An alternative explanation for race/ethnicity differences in HPV genotype distribution could be the presence of HPV type variants. HPV viral isolates that differ by less than 2% of the DNA sequence for the L1 gene are defined as variants, and this is true for any given HPV type. The L1 gene encodes the viral coat protein used as the antigen in the vaccines. HPV type variants appear to segregate geographically [8-11] and to be race-specific [12]. Xi et al. raised the intriguing argument, based on their data from ASCUS and low-grade lesions, that the distribution of HPV 16 and HPV 18 variants may be related to race among women presently living in the same geographic region. However, current HPV screening with HPV genotyping triggered by an abnormal cytology findings, and HPV vaccines do not differentiate between HPV 16 and HPV 18 DNA variants. Differences in the adaptation of the HPV virus to the host after many generations of exposure may be one of the factors that contribute to the endemic nature of HPV variants [12]. In support of this, persistence of infections with HPV 16 and HPV 18 were race-associated; that is, European variants were more likely to persist in white women, while African variants were more likely to persist in African American women [13]. Among white women, HPV 16 European variants were associated with a higher 2-year prevalence of CIN3 as compared to African American women [13].
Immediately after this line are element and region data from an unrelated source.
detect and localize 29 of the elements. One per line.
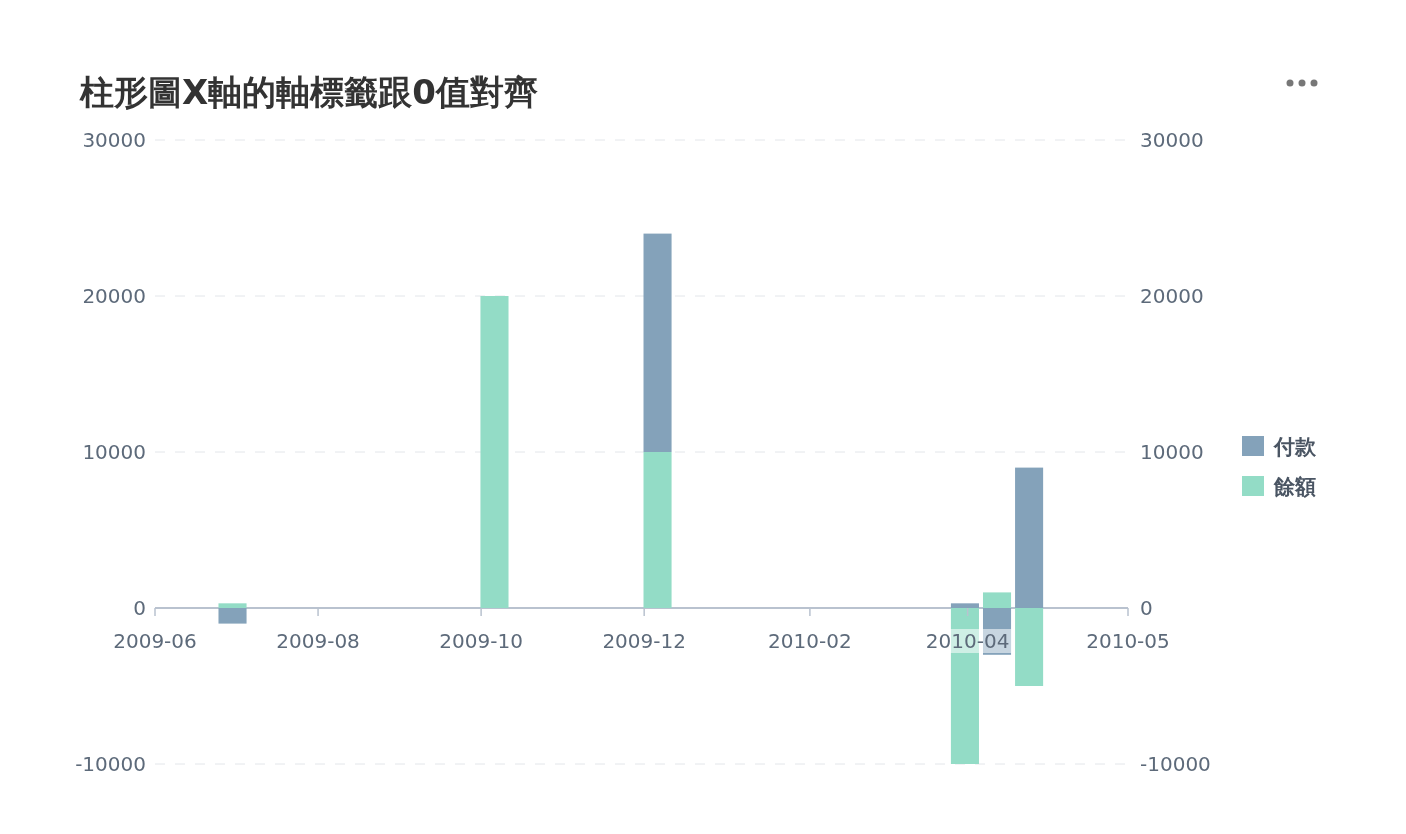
legend-label: 餘額: [1273, 475, 1316, 499]
bar: [950, 603, 979, 608]
y-tick-label: 0: [133, 596, 146, 620]
x-tick-label: 2010-04: [925, 629, 1010, 653]
chart-title: 柱形圖X軸的軸標籤跟0值對齊: [79, 72, 538, 112]
x-tick-label: 2009-08: [276, 629, 360, 653]
y2-tick-label: 0: [1140, 596, 1153, 620]
bar: [1015, 467, 1044, 608]
bar: [218, 603, 247, 608]
legend-label: 付款: [1273, 435, 1317, 459]
x-tick-label: 2010-05: [1086, 629, 1170, 653]
y-tick-label: -10000: [75, 752, 146, 776]
x-tick-label: 2009-10: [439, 629, 523, 653]
x-tick-label: 2009-06: [113, 629, 197, 653]
bar: [643, 233, 672, 452]
y2-tick-label: -10000: [1140, 752, 1211, 776]
y2-tick-label: 30000: [1140, 128, 1204, 152]
y-tick-label: 30000: [82, 128, 146, 152]
bar: [218, 608, 247, 624]
bar: [982, 592, 1012, 608]
y-tick-label: 10000: [82, 440, 146, 464]
x-tick-label: 2010-02: [768, 629, 852, 653]
bar: [643, 452, 672, 608]
bar: [480, 296, 509, 608]
bar: [1015, 608, 1044, 686]
y2-tick-label: 20000: [1140, 284, 1204, 308]
x-tick-label: 2009-12: [602, 629, 686, 653]
y-tick-label: 20000: [82, 284, 146, 308]
y2-tick-label: 10000: [1140, 440, 1204, 464]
Oncogenic HPV 31 type variants may also be race-specific [14]. Among a Caucasian and African American population with CIN2/3, HPV 31 variants A, B and C occurred with different frequencies depending on race/ethnicity and correlated differently with ICC [14]. Moreover, infections with B variants were most likely to resolve, whereas variants A and C resolved in Caucasian women, while the C variant was more persistent in African American women. The race-associated distribution of HPV variants may result from long-term sexual mixing patterns in the population or genetic influences of the host which preferentially predispose women to establish and/or retain infection with particular variants [14]. Host epigenetics has also been investigated and suggested to influence HPV infection predisposition and concurrently, CIN and ICC development [15-17]. Furthermore, viral DNA methylation allows many viruses to adopt different tactics to regulate gene expression and evade the host immune system [18]. Viral methylation may even affect the methylation status of the host [19]. In support of this, increased methylation of HPV 16, 18, 31 and 45 is associated with progression of cervical lesions and ICC [20]. Together, these prior findings paint a complex picture that suggests the development of race-specific HPV vaccines may be premature until we better understand whether and how they influence infectivity and tumorigenicity.

In summary, ICC incidence and mortality continue to disproportionately affect racial/ethnic minorities, and the distribution of HPV genotypes varies by race/ethnicity, providing a potential explanation for such differences in incidence and mortality. It remains unclear whether such differences could be explained by host genetics or epigenetics that increase susceptibility to particular HPV genotypes, viral genetics, differences in HPV genotypes harbored by different social and/or economic networks, or by the differences in sexual networks. Determining if race-specific vaccines will benefit some subgroups will depend on addressing these questions. In general, it is our opinion that given population admixture, race/ethnicity based vaccine-development may have limited value. Necessary to resolving this question will be the deliberate inclusion of minority populations into observational studies and clinical trials, as well as increase efforts in the study of other less racially admixed populations.

Acknowledgements

We acknowledge Evan Myers, M.D., Ph.D. for providing comments on this manuscript. This work was supported in part by R01CA142983 and R01CA142983-02S1.